In Praise of Shadows, by Junichiro Tanizaki.
Leete's Island Books, Nonfiction.

Revered novelist Junichiro Tanizaki's essay, "In Praise of Shadows," is a must-read for anyone interested in the darker side of the Land of the Rising Sun. Everything about this slim tome — from its meandering, contemplative style to its thorough, varied exploration of Japanese aesthetics — informs on the Japanese character and culture like no other single work. Called racist and racy, it is neither and both. Much has been made of Tanizaki's celebrated musings on toilets and the tea ceremony, candlelight and the blackened teeth of geisha, but there is much more hidden in the depths of this essay. He ends, for example, with a pithy discourse on Japanese literary aesthetics: "In the mansion called literature, I would have the eaves deep and the walls dark, I would push back into the shadows the things that come forward too clearly, I would strip away the useless decoration." His description resonates with any lover of Japanese literature, and explains the connection between Japanese writers diverse in style and separated by generations.

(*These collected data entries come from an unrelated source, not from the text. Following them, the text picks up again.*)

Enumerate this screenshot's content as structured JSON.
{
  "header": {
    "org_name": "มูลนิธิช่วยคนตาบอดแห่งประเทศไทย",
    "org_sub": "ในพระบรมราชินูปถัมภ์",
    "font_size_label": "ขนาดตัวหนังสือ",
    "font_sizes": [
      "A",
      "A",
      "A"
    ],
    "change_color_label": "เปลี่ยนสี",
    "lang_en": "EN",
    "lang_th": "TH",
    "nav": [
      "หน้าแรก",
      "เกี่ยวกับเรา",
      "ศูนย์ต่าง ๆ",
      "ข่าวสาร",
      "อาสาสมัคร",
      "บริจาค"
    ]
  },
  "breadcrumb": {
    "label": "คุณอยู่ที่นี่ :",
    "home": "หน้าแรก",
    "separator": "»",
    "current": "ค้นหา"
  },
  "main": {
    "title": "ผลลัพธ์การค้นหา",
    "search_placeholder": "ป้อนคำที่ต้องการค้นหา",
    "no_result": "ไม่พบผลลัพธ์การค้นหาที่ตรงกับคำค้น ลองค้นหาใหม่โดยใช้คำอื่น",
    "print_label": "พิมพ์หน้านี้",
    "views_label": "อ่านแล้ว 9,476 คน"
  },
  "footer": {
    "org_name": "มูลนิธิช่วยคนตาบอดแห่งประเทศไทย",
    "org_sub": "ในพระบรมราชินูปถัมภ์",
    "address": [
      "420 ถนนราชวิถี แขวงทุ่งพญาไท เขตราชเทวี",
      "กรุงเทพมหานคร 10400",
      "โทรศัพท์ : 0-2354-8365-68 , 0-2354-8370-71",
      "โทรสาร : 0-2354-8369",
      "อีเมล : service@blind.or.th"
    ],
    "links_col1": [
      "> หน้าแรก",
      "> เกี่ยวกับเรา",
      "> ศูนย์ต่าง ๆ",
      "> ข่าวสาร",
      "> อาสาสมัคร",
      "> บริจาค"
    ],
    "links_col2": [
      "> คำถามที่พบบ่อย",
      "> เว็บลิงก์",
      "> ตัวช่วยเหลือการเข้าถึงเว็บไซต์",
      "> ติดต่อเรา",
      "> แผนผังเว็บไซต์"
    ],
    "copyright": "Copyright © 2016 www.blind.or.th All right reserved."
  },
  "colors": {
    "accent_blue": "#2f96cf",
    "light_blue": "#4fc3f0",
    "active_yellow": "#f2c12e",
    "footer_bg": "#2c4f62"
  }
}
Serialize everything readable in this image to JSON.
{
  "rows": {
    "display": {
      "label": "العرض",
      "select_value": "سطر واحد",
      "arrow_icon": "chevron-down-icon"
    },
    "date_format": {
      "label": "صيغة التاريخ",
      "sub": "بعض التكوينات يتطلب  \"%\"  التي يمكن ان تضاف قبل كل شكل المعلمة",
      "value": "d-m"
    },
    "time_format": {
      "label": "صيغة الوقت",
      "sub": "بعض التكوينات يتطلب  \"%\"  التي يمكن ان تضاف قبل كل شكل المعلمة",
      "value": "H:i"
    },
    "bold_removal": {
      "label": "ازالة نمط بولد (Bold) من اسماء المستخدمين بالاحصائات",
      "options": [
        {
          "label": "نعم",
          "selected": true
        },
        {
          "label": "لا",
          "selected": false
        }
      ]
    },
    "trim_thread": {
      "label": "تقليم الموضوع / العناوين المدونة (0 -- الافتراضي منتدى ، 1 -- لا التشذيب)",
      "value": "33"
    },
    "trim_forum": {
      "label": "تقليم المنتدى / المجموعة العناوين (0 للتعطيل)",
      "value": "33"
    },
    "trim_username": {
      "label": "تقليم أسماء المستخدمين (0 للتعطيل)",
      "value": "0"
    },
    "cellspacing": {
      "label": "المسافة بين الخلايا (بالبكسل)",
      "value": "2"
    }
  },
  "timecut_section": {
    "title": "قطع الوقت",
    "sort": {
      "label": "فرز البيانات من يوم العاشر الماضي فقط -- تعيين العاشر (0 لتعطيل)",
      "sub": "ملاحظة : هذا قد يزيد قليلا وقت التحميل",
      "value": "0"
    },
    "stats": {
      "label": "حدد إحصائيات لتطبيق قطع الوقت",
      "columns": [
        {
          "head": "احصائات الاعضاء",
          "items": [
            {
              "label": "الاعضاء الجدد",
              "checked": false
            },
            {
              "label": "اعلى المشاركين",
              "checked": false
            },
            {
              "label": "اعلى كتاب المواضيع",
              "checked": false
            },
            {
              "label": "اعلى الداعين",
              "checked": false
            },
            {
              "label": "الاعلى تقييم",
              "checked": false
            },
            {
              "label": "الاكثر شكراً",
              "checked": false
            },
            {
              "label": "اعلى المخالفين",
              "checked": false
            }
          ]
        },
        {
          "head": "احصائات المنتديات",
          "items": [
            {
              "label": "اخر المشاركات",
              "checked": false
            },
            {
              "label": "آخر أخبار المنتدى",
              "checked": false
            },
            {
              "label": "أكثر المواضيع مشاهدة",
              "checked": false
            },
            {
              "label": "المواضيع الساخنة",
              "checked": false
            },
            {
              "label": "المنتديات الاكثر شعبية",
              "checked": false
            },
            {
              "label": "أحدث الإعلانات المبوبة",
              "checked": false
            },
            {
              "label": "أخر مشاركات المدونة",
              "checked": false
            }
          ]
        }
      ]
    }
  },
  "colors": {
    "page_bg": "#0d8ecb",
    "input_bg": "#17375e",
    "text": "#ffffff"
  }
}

But mostly Tanizaki leaves literature behind. At turns rustic (in his celebration of the toilet) now drifting into lofty contemplations (likening a traditional room to an "inkwash painting"), the essay teaches the Japanese aesthetic of the nonspecific, absence or "shadow," as anyone familiar with the intricacies of avoidance in Japanese speech will recognize. Wherever you are in the world, read "In Praise of Shadows" and venture deep within the recesses of Japan.